Wildfires. Mudslides. Frigid temperatures. Blazing heat. Whatever is keeping you indoors this season, it’s nice to know you can make your lungs happier by home-growing some clean air.
Which Plants Should I Use to Grow Clean Air?
All plants help: in general all green leafy plants produces O2, or oxygen. Lots of people are under the impression that plants “inhale” carbon dioxide and then “exhale” oxygen. Thanks to this clever article we learn that the oxygen plants exhale comes from H2O, or water.
But enough about the science, let’s get to the action. We were inspired by this TED talk by Mr. Kamal Meattle who, through office plants, created measurably cleaner air using the following plants:
- Areca Palm (Chrysalidocarpus lutescens)
- Mother-in-law’s Tongue (Sansevieria triasciata)
- Money Plant (Epipremnum aureum)
How Many Plants Do I Need?
Mr. Kamal Meattle's office has over 1,200 plants for 300 building occupants. That might be a bit much for your space. Use what works for you. Try starting out with one of each. If you like them, you can always propagate a new plant from the existing ones by plucking off a section and starting a "new" plant in a new pot with its own potting mix. Plants make great gifts. They add a sense of nature to any room, and now you know they also provide fresher, cleaner air.
What Do I Need to Do To Care For My Plant?
The following three basic ingredients go into growing plants (except for the epiphyte class of plants which grow in air).
- Water. Water your plants regularly. For some, “regularly” means once each week. For others, “regularly” means twice each month, say, on the 1st and 15th of every month. Figure out what works for you to remember. Water until the soil is moist and be sure there is a catcher underneath the plant to catch the extra water that runs through. Your soil should never be soggy; aim for a happy medium the consistency of a damp sponge.
- Light. Pay attention to light. These plants are hearty: they can sit in full sun as well as dark corners, and everything inbetween. Put your plant where it makes sense for your space and see how it does.
- Soil. Plants like good soil. We of course recommend Harvest’s Organic Potting Mix because it offers a nice blend of nutrients and water holding capacity.

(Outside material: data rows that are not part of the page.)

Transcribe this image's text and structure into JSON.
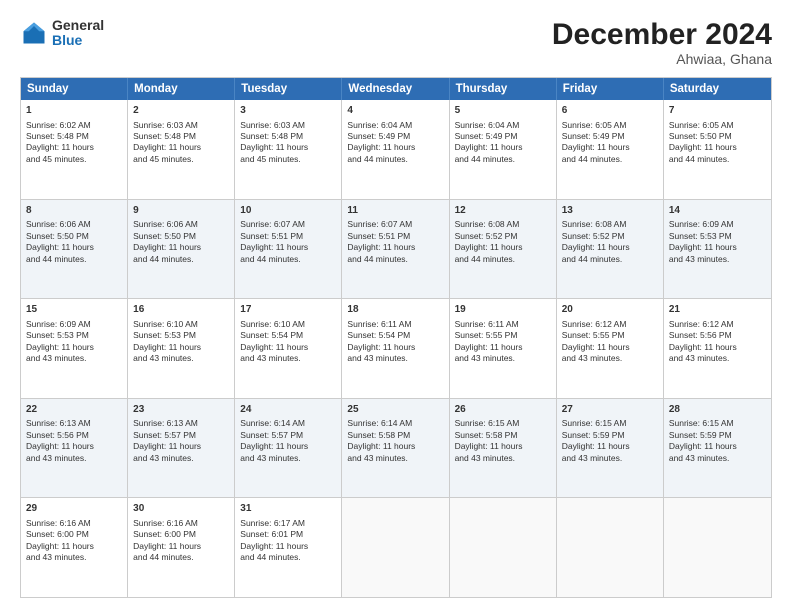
{
  "logo": {
    "general": "General",
    "blue": "Blue"
  },
  "title": "December 2024",
  "subtitle": "Ahwiaa, Ghana",
  "header_days": [
    "Sunday",
    "Monday",
    "Tuesday",
    "Wednesday",
    "Thursday",
    "Friday",
    "Saturday"
  ],
  "rows": [
    [
      {
        "day": "1",
        "lines": [
          "Sunrise: 6:02 AM",
          "Sunset: 5:48 PM",
          "Daylight: 11 hours",
          "and 45 minutes."
        ]
      },
      {
        "day": "2",
        "lines": [
          "Sunrise: 6:03 AM",
          "Sunset: 5:48 PM",
          "Daylight: 11 hours",
          "and 45 minutes."
        ]
      },
      {
        "day": "3",
        "lines": [
          "Sunrise: 6:03 AM",
          "Sunset: 5:48 PM",
          "Daylight: 11 hours",
          "and 45 minutes."
        ]
      },
      {
        "day": "4",
        "lines": [
          "Sunrise: 6:04 AM",
          "Sunset: 5:49 PM",
          "Daylight: 11 hours",
          "and 44 minutes."
        ]
      },
      {
        "day": "5",
        "lines": [
          "Sunrise: 6:04 AM",
          "Sunset: 5:49 PM",
          "Daylight: 11 hours",
          "and 44 minutes."
        ]
      },
      {
        "day": "6",
        "lines": [
          "Sunrise: 6:05 AM",
          "Sunset: 5:49 PM",
          "Daylight: 11 hours",
          "and 44 minutes."
        ]
      },
      {
        "day": "7",
        "lines": [
          "Sunrise: 6:05 AM",
          "Sunset: 5:50 PM",
          "Daylight: 11 hours",
          "and 44 minutes."
        ]
      }
    ],
    [
      {
        "day": "8",
        "lines": [
          "Sunrise: 6:06 AM",
          "Sunset: 5:50 PM",
          "Daylight: 11 hours",
          "and 44 minutes."
        ]
      },
      {
        "day": "9",
        "lines": [
          "Sunrise: 6:06 AM",
          "Sunset: 5:50 PM",
          "Daylight: 11 hours",
          "and 44 minutes."
        ]
      },
      {
        "day": "10",
        "lines": [
          "Sunrise: 6:07 AM",
          "Sunset: 5:51 PM",
          "Daylight: 11 hours",
          "and 44 minutes."
        ]
      },
      {
        "day": "11",
        "lines": [
          "Sunrise: 6:07 AM",
          "Sunset: 5:51 PM",
          "Daylight: 11 hours",
          "and 44 minutes."
        ]
      },
      {
        "day": "12",
        "lines": [
          "Sunrise: 6:08 AM",
          "Sunset: 5:52 PM",
          "Daylight: 11 hours",
          "and 44 minutes."
        ]
      },
      {
        "day": "13",
        "lines": [
          "Sunrise: 6:08 AM",
          "Sunset: 5:52 PM",
          "Daylight: 11 hours",
          "and 44 minutes."
        ]
      },
      {
        "day": "14",
        "lines": [
          "Sunrise: 6:09 AM",
          "Sunset: 5:53 PM",
          "Daylight: 11 hours",
          "and 43 minutes."
        ]
      }
    ],
    [
      {
        "day": "15",
        "lines": [
          "Sunrise: 6:09 AM",
          "Sunset: 5:53 PM",
          "Daylight: 11 hours",
          "and 43 minutes."
        ]
      },
      {
        "day": "16",
        "lines": [
          "Sunrise: 6:10 AM",
          "Sunset: 5:53 PM",
          "Daylight: 11 hours",
          "and 43 minutes."
        ]
      },
      {
        "day": "17",
        "lines": [
          "Sunrise: 6:10 AM",
          "Sunset: 5:54 PM",
          "Daylight: 11 hours",
          "and 43 minutes."
        ]
      },
      {
        "day": "18",
        "lines": [
          "Sunrise: 6:11 AM",
          "Sunset: 5:54 PM",
          "Daylight: 11 hours",
          "and 43 minutes."
        ]
      },
      {
        "day": "19",
        "lines": [
          "Sunrise: 6:11 AM",
          "Sunset: 5:55 PM",
          "Daylight: 11 hours",
          "and 43 minutes."
        ]
      },
      {
        "day": "20",
        "lines": [
          "Sunrise: 6:12 AM",
          "Sunset: 5:55 PM",
          "Daylight: 11 hours",
          "and 43 minutes."
        ]
      },
      {
        "day": "21",
        "lines": [
          "Sunrise: 6:12 AM",
          "Sunset: 5:56 PM",
          "Daylight: 11 hours",
          "and 43 minutes."
        ]
      }
    ],
    [
      {
        "day": "22",
        "lines": [
          "Sunrise: 6:13 AM",
          "Sunset: 5:56 PM",
          "Daylight: 11 hours",
          "and 43 minutes."
        ]
      },
      {
        "day": "23",
        "lines": [
          "Sunrise: 6:13 AM",
          "Sunset: 5:57 PM",
          "Daylight: 11 hours",
          "and 43 minutes."
        ]
      },
      {
        "day": "24",
        "lines": [
          "Sunrise: 6:14 AM",
          "Sunset: 5:57 PM",
          "Daylight: 11 hours",
          "and 43 minutes."
        ]
      },
      {
        "day": "25",
        "lines": [
          "Sunrise: 6:14 AM",
          "Sunset: 5:58 PM",
          "Daylight: 11 hours",
          "and 43 minutes."
        ]
      },
      {
        "day": "26",
        "lines": [
          "Sunrise: 6:15 AM",
          "Sunset: 5:58 PM",
          "Daylight: 11 hours",
          "and 43 minutes."
        ]
      },
      {
        "day": "27",
        "lines": [
          "Sunrise: 6:15 AM",
          "Sunset: 5:59 PM",
          "Daylight: 11 hours",
          "and 43 minutes."
        ]
      },
      {
        "day": "28",
        "lines": [
          "Sunrise: 6:15 AM",
          "Sunset: 5:59 PM",
          "Daylight: 11 hours",
          "and 43 minutes."
        ]
      }
    ],
    [
      {
        "day": "29",
        "lines": [
          "Sunrise: 6:16 AM",
          "Sunset: 6:00 PM",
          "Daylight: 11 hours",
          "and 43 minutes."
        ]
      },
      {
        "day": "30",
        "lines": [
          "Sunrise: 6:16 AM",
          "Sunset: 6:00 PM",
          "Daylight: 11 hours",
          "and 44 minutes."
        ]
      },
      {
        "day": "31",
        "lines": [
          "Sunrise: 6:17 AM",
          "Sunset: 6:01 PM",
          "Daylight: 11 hours",
          "and 44 minutes."
        ]
      },
      {
        "day": "",
        "lines": []
      },
      {
        "day": "",
        "lines": []
      },
      {
        "day": "",
        "lines": []
      },
      {
        "day": "",
        "lines": []
      }
    ]
  ]
}
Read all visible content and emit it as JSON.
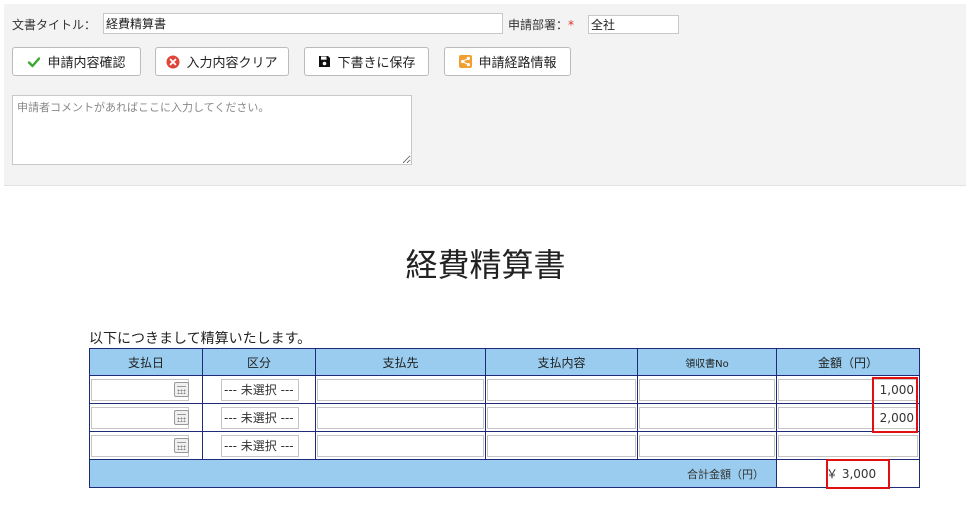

PRO TIP: when swapping containers – whether your increasing the size of the pot because your plant has become root bound, or if you're creating a "new" plant through propagation – don’t increase the size of the pot drastically; in general aim for 1-2” intervals of increases in pots. So, for example, if you have a 6″ pot, don’t jump all the way up to a 12″ pot; instead go to a 8″ pot.
In addition to growing your own clean air, houseplants also create a sense of nature. They add a peaceful element to any space. Plants make a great gift — for the mind and body.
What is your favorite type of plant for your home or office?